The startup is a member of NVIDIA Metropolis — a partner ecosystem centered on vision AI that includes a suite of GPU-accelerated software development kits, pretrained models and the TAO toolkit to supercharge a range of automation applications. Covision is also part of NVIDIA Inception, a free, global program that nurtures cutting-edge startups.

Reducing Pseudo-Scrap Rates

In manufacturing, the pseudo-scrap rate — or the frequency at which products are falsely identified as defective — is a key indicator of a visual-inspection system’s efficiency. Covision’s software, which is hardware agnostic, reduces pseudo-scrap rates by up to 90%, according to Tschimben.

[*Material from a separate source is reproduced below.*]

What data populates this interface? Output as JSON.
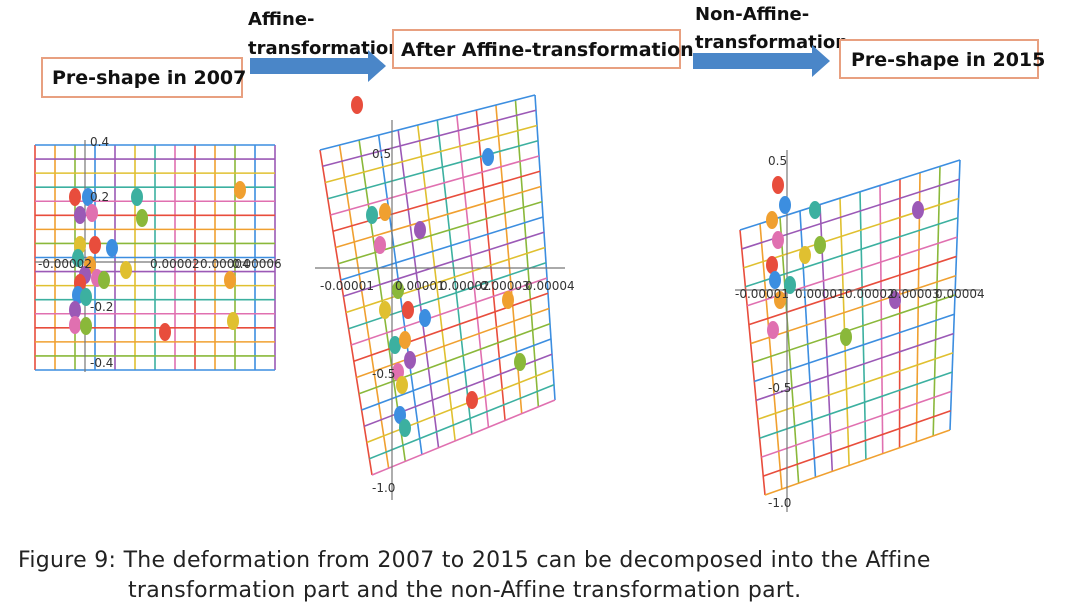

As an item passes through a production line, a camera captures an image of it. Then, Covision’s real-time AI model analyzes it. Finally, it sends the information to a simple user interface that displays image frames: green for good pieces and red for defective ones.

For GKN Powder Metallurgy, a global producer of 13 million metal parts each day, the above steps can occur in as quick as 200 milliseconds per piece — enabled by Covision software and NVIDIA GPUs deployed at the production line.

Two to six cameras usually inspect one production line at a factory, Tschimben said. And one NVIDIA A5000 GPU on premises can process the images from four production lines in real time. “NVIDIA GPUs are robust and reliable,” he added. “The TensorRT SDK and CUDA toolkit enable our developers to use the latest resources to build our platform, and the Metropolis program helps us with go-to-market strategy — NVIDIA is a one-stop solution for us.”

Increasing Efficiency, Sustainability in Industrial Production

In addition to identifying defective pieces at production lines, Covision software offers a management panel that displays AI-based data analyses of improvements in a production site’s quality of outputs over time — and more.

“It can show, for example, which site out of a company’s many across the world is producing the best metal pieces with the highest production-line uptime, or which production line within a factory needs attention at a given moment,” Tschimben said.

This feature can help managers make high-level decisions to optimize factory efficiency, globally. “There’s also a sustainability factor,” Tschimben said. “Companies want to reduce waste. Our software reduces production inefficiencies, increasing sustainability and making the work more streamlined.”